Milliyet – 25 Haziran 2004
Son aylarda özellikle İstanbul’da giderek artan bir biçimde kiralık ev sorunu ortaya çıkmaya başladı. Lüks semtlerde kira bedelleri son derece yüksek, orta gelirli bir ailenin o semtlerde ev kiralaması olanaksız. Diğer semtlere baktığımızda da çalışan bir aile için zaten yüksek olan kira bedelleri yılbaşından bu yana daha da yükseldi. Bunun iki önemli nedeni var.
Birincisi; Faizlerin giderek düşmüş olması. Döviz kurlarının gerilemesi faizle geçinen kesimleri üretilmiş, ancak bugün için boş olan evlerden satın almaya yönlendirdi. Faizle geçinen kesimler ev satın alarak, satın aldığı evi kiraya vermeye başladı. Zira artık kira gelirleri, paranın getirisinin neredeyse üzerine çıktı. Son zamanlarda artan ev satışlarının önemli bir nedeni budur.
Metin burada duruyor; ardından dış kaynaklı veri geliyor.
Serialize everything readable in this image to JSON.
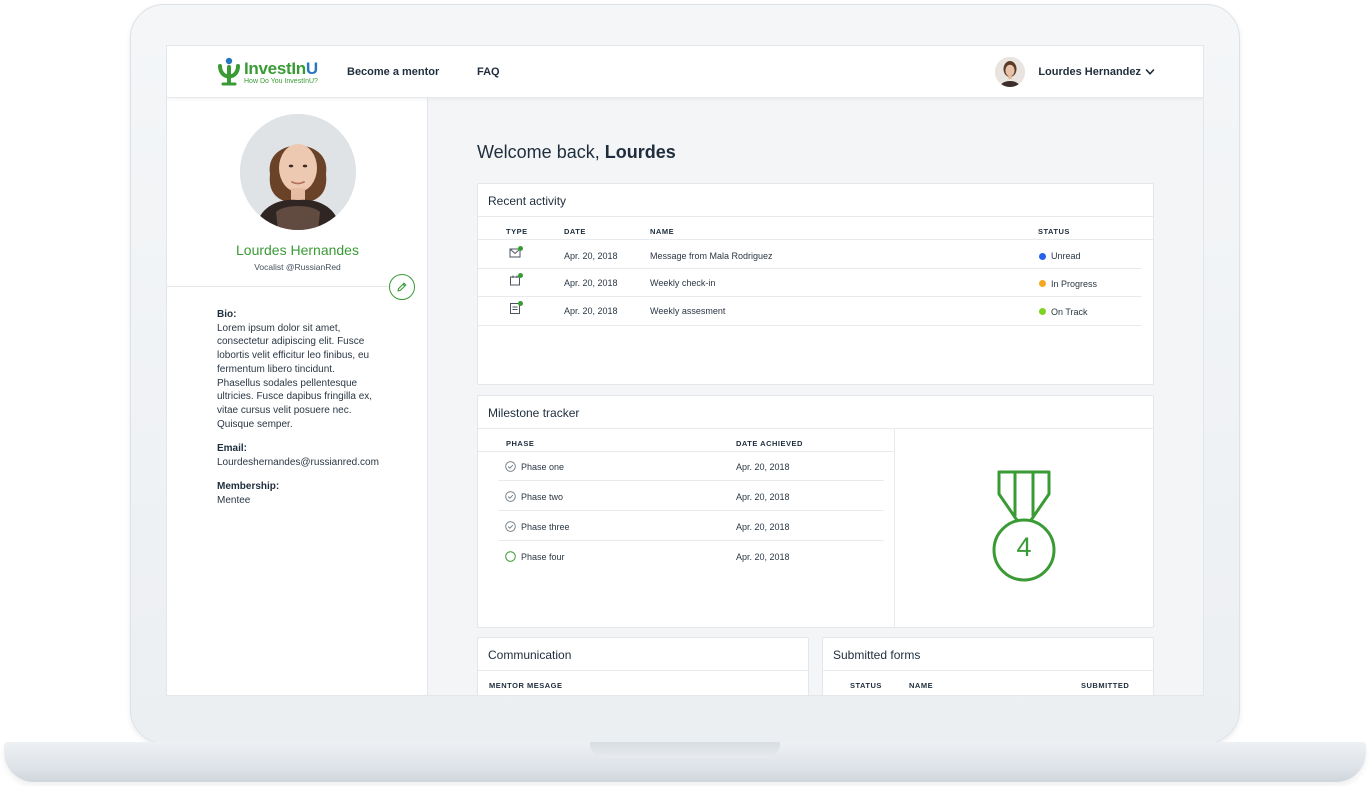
{
  "brand": {
    "name_a": "InvestIn",
    "name_b": "U",
    "tagline": "How Do You InvestInU?",
    "green": "#3a9b35",
    "blue": "#2877c2"
  },
  "nav": {
    "links": [
      "Become a mentor",
      "FAQ"
    ],
    "user_name": "Lourdes Hernandez"
  },
  "profile": {
    "name": "Lourdes Hernandes",
    "subtitle": "Vocalist @RussianRed",
    "bio_label": "Bio:",
    "bio_lines": [
      "Lorem ipsum dolor sit amet,",
      "consectetur adipiscing elit. Fusce",
      "lobortis velit efficitur leo finibus, eu",
      "fermentum libero tincidunt.",
      "Phasellus sodales pellentesque",
      "ultricies. Fusce dapibus fringilla ex,",
      "vitae cursus velit posuere nec.",
      "Quisque semper."
    ],
    "email_label": "Email:",
    "email": "Lourdeshernandes@russianred.com",
    "membership_label": "Membership:",
    "membership": "Mentee"
  },
  "welcome": {
    "prefix": "Welcome back,",
    "name": "Lourdes"
  },
  "recent_activity": {
    "title": "Recent activity",
    "columns": [
      "TYPE",
      "DATE",
      "NAME",
      "STATUS"
    ],
    "rows": [
      {
        "icon": "mail-icon",
        "date": "Apr. 20, 2018",
        "name": "Message from Mala Rodriguez",
        "status": "Unread",
        "status_color": "#2563eb"
      },
      {
        "icon": "calendar-icon",
        "date": "Apr. 20, 2018",
        "name": "Weekly check-in",
        "status": "In Progress",
        "status_color": "#f5a623"
      },
      {
        "icon": "document-icon",
        "date": "Apr. 20, 2018",
        "name": "Weekly assesment",
        "status": "On Track",
        "status_color": "#7ed321"
      }
    ]
  },
  "milestone": {
    "title": "Milestone tracker",
    "columns": [
      "PHASE",
      "DATE ACHIEVED"
    ],
    "rows": [
      {
        "phase": "Phase one",
        "date": "Apr. 20, 2018",
        "done": true
      },
      {
        "phase": "Phase two",
        "date": "Apr. 20, 2018",
        "done": true
      },
      {
        "phase": "Phase three",
        "date": "Apr. 20, 2018",
        "done": true
      },
      {
        "phase": "Phase four",
        "date": "Apr. 20, 2018",
        "done": false
      }
    ],
    "badge_number": "4"
  },
  "communication": {
    "title": "Communication",
    "columns": [
      "MENTOR MESAGE"
    ]
  },
  "submitted_forms": {
    "title": "Submitted forms",
    "columns": [
      "STATUS",
      "NAME",
      "SUBMITTED"
    ]
  }
}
İkincisi; Birkaç yıldan beri konut arzının yani konut yapımının azalması. Belediyelerden alınan yapı kullanma izinleri (iskan) veya yapı izin belgelerine (ruhsat) sayıca baktığımızda çok ciddi azalmaların olduğunu görürüz. 1990’lı yıllarda yapılan konutların, bugün için ancak 1/4’i yapılabiliyor. Şu anda birçok firma ve kooperatif birlikleri yeni konut projelerine başlamak üzere hazırlık yapsalar da, birkaç yıldan bu yana gerek özel sektörün ürettiği konut sayısı, gerekse kooperatif kesiminin ürettiği konut sayısında ciddi bir azalma söz konusudur. Özellikle kooperatif kesiminin ürettiği konut sayısındaki azalmanın kira bedellerinin yükselmesinde çok büyük payı var. Kooperatif kesiminin ürettiği konutlar genellikle orta ve alt orta gelir grubuna yönelik evlerdir. Bugün için bu kesimi özel sektör çok zor ev sahibi yapabilmektedir. Oysa kooperatifler aynı kesimi çok kolaylıkla ev sahibi yapmaktaydı. Alt orta ve orta gelir grubunda bulunan ailelerin ev sahibi olmaları güçleştiği için, bu aileler mecburen ev kiralamaya, kiralık konuta yöneldiler. Bir yandan nüfus artışı, diğer yandan azalmakla birlikte süregelen iç göç baskısı, bütün bunlara eklenen konut sunumunun azalmış olması, yapı kooperatifçiliğinin yaşadığı sıkıntılar, bugün yaşanan kiralık konut sorununun başlıca nedenlerini oluşturmaktadır. Ancak üzerinde en çok durulması gereken konu; Bugüne değin beğensek de, beğenmesek de eksikleriyle, fazlalarıyla kooperatif kesiminin gerileme içinde olması gerçekten konuta ihtiyacı olan kesimlerin ev sahibi olamaması gibi bir tablonun ortaya çıkmasına neden olmuştur. Ev kiralarının bu denli yüksek olmasında bu husus dikkatten kaçmamalıdır. Kooperatifçilik bir olgudur, varlığını 150 yılı aşkın bir süredir bütün dünyada başarı ile sürdürmektedir. Ülkemizde siyasi iktidarların kooperatifçiliğe bakış açısı ve destekten yoksun bırakması, kooperatiflerin başı boş görüntüleri halkı kooperatiflerden uzaklaştırdı. Oysa böyle olmamalıydı. Zira kooperatifler bugüne değin ülkemizdeki mevcut yasal konutların yüzde 25’ini yapmış çok önemli kuruluşlardır. Üstelik bu yüzde 25 toplumun dar ve orta gelirli kesimdeyse ve gerçek ihtiyaç sahibiyse ki, böyle bu rakam daha da anlamlıdır.
Ülkemizde kiralık konut üretimi yoktur. Devlet de, kooperatif kesimi de, özel sektör de mülk konut üretmektedir. Bu şartlar altında ülkemizde mortgage sistemi (ipotekli uzun vadeli kredi sistemi) tesis edilmiş bile olsa, bence kooperatif kesimi teşvik edilmeli, kooperatif kesimi de yeniden yapılanarak yeni şartlara uyum sağlayabilmelidir. Bu konuda gerek kooperatiflere, gerekse devlete önemli görevler düşmektedir. Aksi halde mülk konut olsun, kiralık konut olsun yaşanan tablo daha da ağırlaşacaktır.